Iván Díaz, PhD Postdoctoral Fellow Department of Biostatistics Johns Hopkins Bloomberg School of Public Health
Abstract: The definition of a causal effect typically involves counterfactual variables resulting from interventions that modify the exposure of interest deterministically. A stochastic intervention generalizes this concept to define counterfactuals in which the post-intervention exposure is stochastic rather than deterministic. In this talk I will present a new approach to causal effects based on stochastic interventions. I will focus on an application of this methodology to the definition and estimation of the causal effect of a shift of a continuous exposure. This parameter is of general interest since it generalizes the interpretation of the coefficient in a main effects regression model to a nonparametric model. I will discuss three estimators of the causal effect: an inverse probability of treatment weighted (IPTW) estimator, and augmented IPTW estimator, and a targeted minimum loss based estimator (TMLE). I will discuss the methods in the context of an application to the evaluation of the effect of physical activity on all-cause mortality in the elderly.

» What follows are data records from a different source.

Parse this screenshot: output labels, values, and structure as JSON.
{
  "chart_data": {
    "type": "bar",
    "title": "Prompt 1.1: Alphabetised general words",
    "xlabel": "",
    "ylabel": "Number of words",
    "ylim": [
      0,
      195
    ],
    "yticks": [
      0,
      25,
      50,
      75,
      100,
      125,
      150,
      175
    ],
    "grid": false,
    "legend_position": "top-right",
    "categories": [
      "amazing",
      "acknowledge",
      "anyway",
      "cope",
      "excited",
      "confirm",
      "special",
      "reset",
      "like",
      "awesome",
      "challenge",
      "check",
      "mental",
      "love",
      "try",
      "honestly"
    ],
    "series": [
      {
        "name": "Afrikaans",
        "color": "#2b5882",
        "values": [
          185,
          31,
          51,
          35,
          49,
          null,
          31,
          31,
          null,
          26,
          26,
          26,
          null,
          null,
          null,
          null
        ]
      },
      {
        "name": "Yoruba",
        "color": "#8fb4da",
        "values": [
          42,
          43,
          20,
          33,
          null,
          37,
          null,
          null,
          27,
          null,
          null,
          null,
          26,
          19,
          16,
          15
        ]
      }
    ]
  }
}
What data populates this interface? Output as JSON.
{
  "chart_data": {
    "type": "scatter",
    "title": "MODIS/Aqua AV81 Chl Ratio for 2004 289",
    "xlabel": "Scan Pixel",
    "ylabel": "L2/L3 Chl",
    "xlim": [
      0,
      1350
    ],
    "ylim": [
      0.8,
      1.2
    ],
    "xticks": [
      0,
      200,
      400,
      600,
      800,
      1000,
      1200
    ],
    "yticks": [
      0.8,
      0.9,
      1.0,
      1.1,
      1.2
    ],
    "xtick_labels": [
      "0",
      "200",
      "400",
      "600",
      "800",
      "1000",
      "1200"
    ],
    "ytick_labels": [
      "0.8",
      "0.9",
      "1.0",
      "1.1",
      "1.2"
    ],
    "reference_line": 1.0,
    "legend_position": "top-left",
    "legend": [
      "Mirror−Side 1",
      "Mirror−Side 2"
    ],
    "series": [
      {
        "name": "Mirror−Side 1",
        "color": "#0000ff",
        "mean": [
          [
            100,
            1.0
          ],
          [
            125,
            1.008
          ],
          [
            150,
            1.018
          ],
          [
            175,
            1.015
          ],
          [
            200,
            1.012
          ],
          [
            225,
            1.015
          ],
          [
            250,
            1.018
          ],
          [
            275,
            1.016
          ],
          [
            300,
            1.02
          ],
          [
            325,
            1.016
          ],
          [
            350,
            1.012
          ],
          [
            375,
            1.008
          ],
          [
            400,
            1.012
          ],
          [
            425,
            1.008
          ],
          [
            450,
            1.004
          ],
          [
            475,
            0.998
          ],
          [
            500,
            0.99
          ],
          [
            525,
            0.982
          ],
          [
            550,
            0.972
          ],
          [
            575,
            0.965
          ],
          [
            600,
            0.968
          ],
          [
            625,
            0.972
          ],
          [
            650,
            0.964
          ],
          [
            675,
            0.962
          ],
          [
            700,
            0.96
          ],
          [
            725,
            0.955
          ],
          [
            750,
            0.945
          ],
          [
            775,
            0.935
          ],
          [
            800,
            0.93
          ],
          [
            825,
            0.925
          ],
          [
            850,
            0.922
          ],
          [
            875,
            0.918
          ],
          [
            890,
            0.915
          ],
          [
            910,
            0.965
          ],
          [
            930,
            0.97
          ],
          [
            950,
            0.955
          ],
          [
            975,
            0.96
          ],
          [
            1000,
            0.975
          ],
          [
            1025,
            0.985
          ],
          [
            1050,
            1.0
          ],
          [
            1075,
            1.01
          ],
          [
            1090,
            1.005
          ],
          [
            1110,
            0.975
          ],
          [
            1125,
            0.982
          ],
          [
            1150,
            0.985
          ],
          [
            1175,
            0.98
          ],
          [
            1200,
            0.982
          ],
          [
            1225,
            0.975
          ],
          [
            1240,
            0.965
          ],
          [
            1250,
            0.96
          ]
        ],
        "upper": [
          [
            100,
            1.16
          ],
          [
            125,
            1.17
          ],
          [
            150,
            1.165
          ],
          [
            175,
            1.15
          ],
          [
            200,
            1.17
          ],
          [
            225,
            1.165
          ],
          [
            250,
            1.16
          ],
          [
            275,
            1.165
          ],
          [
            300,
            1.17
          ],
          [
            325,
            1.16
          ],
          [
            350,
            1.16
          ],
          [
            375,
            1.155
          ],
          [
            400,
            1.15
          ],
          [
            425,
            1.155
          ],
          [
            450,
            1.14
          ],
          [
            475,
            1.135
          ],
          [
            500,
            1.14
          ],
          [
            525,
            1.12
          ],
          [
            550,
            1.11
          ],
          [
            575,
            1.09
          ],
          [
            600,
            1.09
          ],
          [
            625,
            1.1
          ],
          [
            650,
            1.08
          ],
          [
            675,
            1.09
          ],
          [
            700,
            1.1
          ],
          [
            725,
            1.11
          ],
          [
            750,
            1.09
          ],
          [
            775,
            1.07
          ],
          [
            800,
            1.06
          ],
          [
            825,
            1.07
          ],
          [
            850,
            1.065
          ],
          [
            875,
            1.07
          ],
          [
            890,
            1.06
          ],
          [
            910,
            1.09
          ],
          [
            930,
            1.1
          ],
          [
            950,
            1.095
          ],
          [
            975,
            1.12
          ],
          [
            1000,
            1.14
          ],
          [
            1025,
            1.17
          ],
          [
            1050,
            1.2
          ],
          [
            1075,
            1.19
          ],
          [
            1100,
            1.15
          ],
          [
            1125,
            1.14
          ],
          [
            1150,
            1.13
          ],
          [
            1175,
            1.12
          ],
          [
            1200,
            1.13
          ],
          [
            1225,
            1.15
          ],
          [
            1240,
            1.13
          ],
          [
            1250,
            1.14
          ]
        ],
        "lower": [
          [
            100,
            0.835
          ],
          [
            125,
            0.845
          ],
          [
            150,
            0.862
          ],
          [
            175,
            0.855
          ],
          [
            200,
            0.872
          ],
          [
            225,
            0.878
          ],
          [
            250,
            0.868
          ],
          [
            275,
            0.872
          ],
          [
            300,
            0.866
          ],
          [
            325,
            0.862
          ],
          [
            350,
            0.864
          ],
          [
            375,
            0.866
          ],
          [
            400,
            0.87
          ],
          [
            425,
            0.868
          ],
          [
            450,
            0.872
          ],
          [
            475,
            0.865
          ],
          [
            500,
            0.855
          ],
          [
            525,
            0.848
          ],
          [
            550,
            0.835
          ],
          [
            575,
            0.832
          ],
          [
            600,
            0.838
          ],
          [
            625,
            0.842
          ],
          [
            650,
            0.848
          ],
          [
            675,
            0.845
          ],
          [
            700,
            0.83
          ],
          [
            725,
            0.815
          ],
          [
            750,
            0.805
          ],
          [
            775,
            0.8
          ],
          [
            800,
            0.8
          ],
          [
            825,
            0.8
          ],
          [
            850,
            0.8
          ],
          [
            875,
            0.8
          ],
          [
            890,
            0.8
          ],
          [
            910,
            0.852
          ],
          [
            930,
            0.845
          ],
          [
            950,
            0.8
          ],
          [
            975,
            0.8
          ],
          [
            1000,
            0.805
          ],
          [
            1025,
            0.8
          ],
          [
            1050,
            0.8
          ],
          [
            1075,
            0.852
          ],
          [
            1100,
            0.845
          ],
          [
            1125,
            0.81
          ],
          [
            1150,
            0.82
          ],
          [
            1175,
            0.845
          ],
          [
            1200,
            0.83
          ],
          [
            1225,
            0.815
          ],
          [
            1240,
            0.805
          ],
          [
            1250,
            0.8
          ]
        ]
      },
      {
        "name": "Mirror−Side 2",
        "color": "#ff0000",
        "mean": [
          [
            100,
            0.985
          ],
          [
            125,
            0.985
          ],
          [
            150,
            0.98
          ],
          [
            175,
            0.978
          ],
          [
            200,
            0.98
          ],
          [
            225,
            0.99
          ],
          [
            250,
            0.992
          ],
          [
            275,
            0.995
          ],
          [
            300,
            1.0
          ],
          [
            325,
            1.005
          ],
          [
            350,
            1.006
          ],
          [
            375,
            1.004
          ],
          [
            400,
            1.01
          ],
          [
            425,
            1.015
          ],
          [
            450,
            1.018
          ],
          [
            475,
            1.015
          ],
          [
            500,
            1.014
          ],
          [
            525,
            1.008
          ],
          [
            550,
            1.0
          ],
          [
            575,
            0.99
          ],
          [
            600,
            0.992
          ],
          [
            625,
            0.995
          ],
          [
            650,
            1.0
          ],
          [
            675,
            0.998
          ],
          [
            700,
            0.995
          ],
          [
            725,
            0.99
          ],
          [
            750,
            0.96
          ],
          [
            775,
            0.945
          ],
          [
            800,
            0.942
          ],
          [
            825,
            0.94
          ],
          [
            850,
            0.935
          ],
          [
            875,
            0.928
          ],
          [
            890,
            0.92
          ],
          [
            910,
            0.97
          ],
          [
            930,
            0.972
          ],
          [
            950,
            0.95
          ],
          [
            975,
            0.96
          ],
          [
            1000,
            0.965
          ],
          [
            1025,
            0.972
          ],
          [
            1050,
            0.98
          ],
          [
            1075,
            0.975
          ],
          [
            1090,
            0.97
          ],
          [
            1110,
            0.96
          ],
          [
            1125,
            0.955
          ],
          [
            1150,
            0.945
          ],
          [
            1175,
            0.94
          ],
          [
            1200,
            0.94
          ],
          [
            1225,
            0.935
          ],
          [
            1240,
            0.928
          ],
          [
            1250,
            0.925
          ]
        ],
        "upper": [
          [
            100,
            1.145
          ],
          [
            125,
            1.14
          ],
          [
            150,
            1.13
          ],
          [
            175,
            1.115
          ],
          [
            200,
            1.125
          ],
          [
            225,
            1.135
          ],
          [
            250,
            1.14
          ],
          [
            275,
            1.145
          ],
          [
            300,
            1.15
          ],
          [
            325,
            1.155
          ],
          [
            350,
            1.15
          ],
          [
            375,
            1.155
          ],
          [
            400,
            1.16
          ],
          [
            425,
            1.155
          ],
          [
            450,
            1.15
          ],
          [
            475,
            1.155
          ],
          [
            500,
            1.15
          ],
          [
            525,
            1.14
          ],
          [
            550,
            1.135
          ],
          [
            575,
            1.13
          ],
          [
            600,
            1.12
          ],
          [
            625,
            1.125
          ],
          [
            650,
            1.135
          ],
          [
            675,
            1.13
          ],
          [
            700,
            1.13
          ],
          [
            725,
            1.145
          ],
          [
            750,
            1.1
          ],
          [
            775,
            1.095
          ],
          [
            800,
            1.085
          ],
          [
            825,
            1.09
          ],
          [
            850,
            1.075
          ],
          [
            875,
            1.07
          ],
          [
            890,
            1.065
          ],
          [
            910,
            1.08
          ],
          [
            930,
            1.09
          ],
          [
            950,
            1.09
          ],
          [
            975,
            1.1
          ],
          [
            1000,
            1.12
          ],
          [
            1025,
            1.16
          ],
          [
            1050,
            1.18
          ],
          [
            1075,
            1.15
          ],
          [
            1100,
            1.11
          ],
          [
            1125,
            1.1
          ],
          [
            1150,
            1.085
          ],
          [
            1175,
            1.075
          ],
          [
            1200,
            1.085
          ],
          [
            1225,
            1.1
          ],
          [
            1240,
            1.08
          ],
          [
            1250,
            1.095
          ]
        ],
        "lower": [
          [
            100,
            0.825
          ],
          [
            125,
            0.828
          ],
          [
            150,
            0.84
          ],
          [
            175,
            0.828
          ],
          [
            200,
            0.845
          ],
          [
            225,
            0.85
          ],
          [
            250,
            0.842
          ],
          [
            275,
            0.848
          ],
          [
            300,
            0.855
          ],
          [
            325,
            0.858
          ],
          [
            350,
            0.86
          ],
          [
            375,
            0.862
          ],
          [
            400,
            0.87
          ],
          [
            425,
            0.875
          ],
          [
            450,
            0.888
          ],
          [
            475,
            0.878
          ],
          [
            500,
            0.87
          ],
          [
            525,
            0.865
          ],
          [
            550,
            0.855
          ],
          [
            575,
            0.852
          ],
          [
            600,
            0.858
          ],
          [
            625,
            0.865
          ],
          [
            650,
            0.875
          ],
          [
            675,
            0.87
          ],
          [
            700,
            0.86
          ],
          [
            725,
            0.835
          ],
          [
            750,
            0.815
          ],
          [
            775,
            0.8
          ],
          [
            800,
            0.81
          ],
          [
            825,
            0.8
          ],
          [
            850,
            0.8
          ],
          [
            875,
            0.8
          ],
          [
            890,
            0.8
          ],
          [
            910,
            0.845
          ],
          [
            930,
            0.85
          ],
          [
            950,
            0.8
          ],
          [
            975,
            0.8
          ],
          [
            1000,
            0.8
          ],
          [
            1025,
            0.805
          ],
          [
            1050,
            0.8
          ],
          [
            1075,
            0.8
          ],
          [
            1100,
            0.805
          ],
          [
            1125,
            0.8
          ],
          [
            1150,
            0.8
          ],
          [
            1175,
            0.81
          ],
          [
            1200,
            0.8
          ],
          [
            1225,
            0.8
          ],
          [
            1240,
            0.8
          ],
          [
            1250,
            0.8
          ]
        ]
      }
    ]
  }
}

"The Pharmacogenetics of Alcohol Dependence Treatment", Henry Kranzler, MD,Professor, Department of Psychiatry, Perelman School of Medicine, University of Pennsylvania, 252 BRB (Jane Glick Classroom)
"Statistical Power Boosts for Randomized Clinical Trials"
Devan Mehrotra, PhD Executive Director (Biostatistics) and Presidential Fellow Merck Research Laboratories
Abstract: Increasing cost pressures in the pharmaceutical industry necessitate the development of novel approaches for making clinical development cheaper and faster while maintaining strong scientific rigor. From a statistical perspective, tangible progress can be made, for example, by developing and deploying innovative analyses of randomized clinical trials that are substantially more powerful than their traditional counterparts. Any increase in statistical efficiency readily translates to a reduction in the sample size (and hence time) required to address the objectives of the given clinical trial. In this talk, I will illustrate examples of resource-saving statistical innovation across all phases of clinical drug development, with a focus on more efficient use of baseline data in crossover trials, earlier detection of pharmacogenomics signals, and enhanced analyses of stratified time-to-event trials.